I am not sure about increasing the electrode gap but the rest I can answer.

Retarding the timing should not cause any damage to the internals of the engine. it is basically making the spark happen later in the compression cycle while advancing makes the spark happen earlier in the compression cycle. If your car has an electronically controlled ignition it may not be possible to do this.

The knock is caused by the expanding gas hitting the top of the piston while the piston is still rising through the compression stroke. Lower grade octane burns faster which is why you need to retard your timing to avoid this.
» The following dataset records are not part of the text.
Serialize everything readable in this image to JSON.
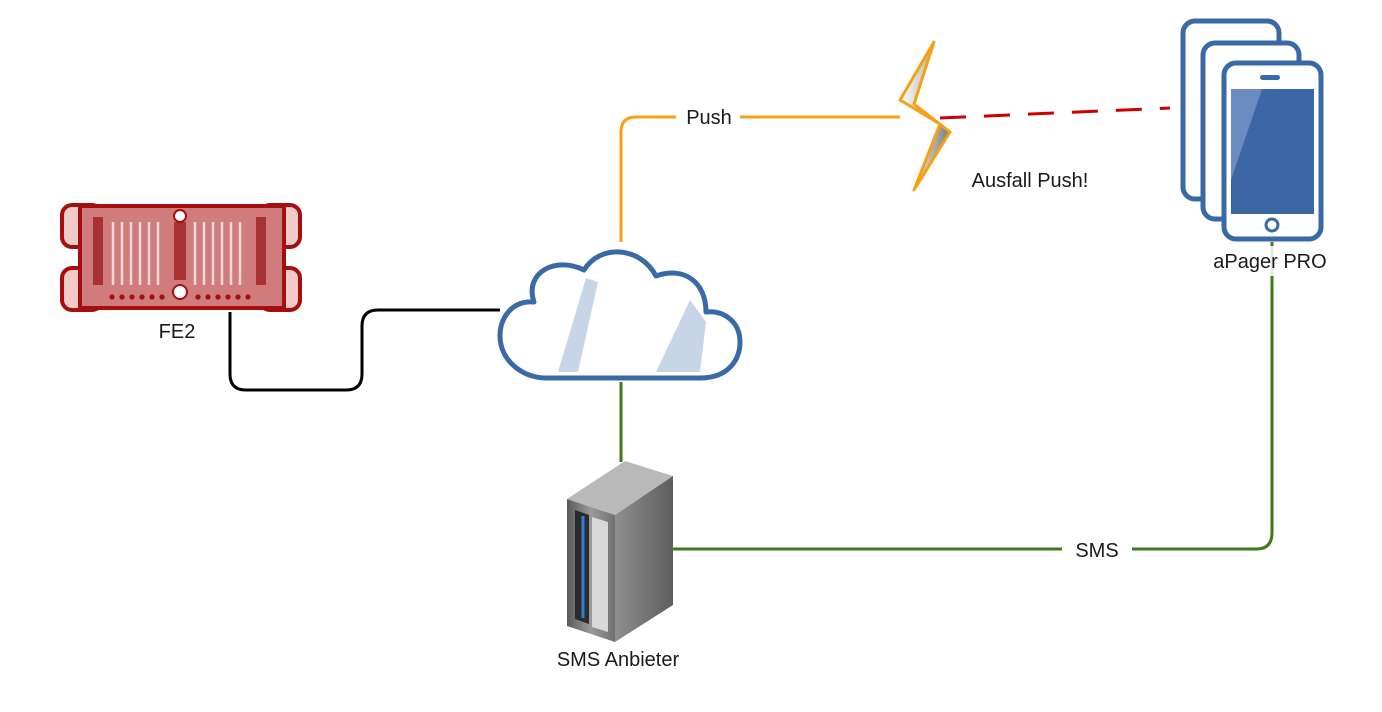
{
  "nodes": {
    "fe2": {
      "label": "FE2"
    },
    "cloud": {
      "label": ""
    },
    "sms_provider": {
      "label": "SMS Anbieter"
    },
    "apager": {
      "label": "aPager PRO"
    }
  },
  "edges": {
    "fe2_cloud": {
      "label": "",
      "color": "#000000"
    },
    "cloud_push": {
      "label": "Push",
      "color": "#f5a115"
    },
    "push_failure": {
      "label": "",
      "color": "#cc0000",
      "style": "dashed"
    },
    "cloud_sms_provider": {
      "label": "",
      "color": "#3d7a1a"
    },
    "sms_provider_apager": {
      "label": "SMS",
      "color": "#3d7a1a"
    }
  },
  "annotations": {
    "failure_note": "Ausfall Push!"
  },
  "colors": {
    "server_red": "#a50f0f",
    "server_fill": "#d17c7c",
    "cloud_stroke": "#3a6aa5",
    "phone_stroke": "#3a6aa5",
    "phone_screen": "#3d67a4"
  }
}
As said above retarding brings the spark closer to the end of the compression cycle giving the expanding gas less time to hit the top of the piston.

The knock itself is caused when a separate explosion of fuel charge happens. Usually due to the expanding wave of exploding gas squeezing a second bit of not yet ignited fuel charge. This extra pressure causes this second explosion in the not ignited pocket of fuel charge. Slowing down the wave by using higher octane, or changing the timing so there is less time till the piston starts moving back down, will fix this problem. This can also be caused by hotspots in the engine.

here is an excellent explanation of detonation vs preignition.

in your comment the second part is closer to the truth. basically the wave of burning fuel charge will hit the piston pushing it backwards causing a ping / knock sound. Most often this is accompanied by extra fuel burning due to heat and pressure outside of this wave which causes an extra buildup of pressure.

also the mixture is always ignited before TDC as the shockwave of the burning fuel expands it will take a little bit of time. During this time the piston is still travelling up. by the time the pressure wave of the explosion starts hitting the top of the piston the crank should be just past TDC.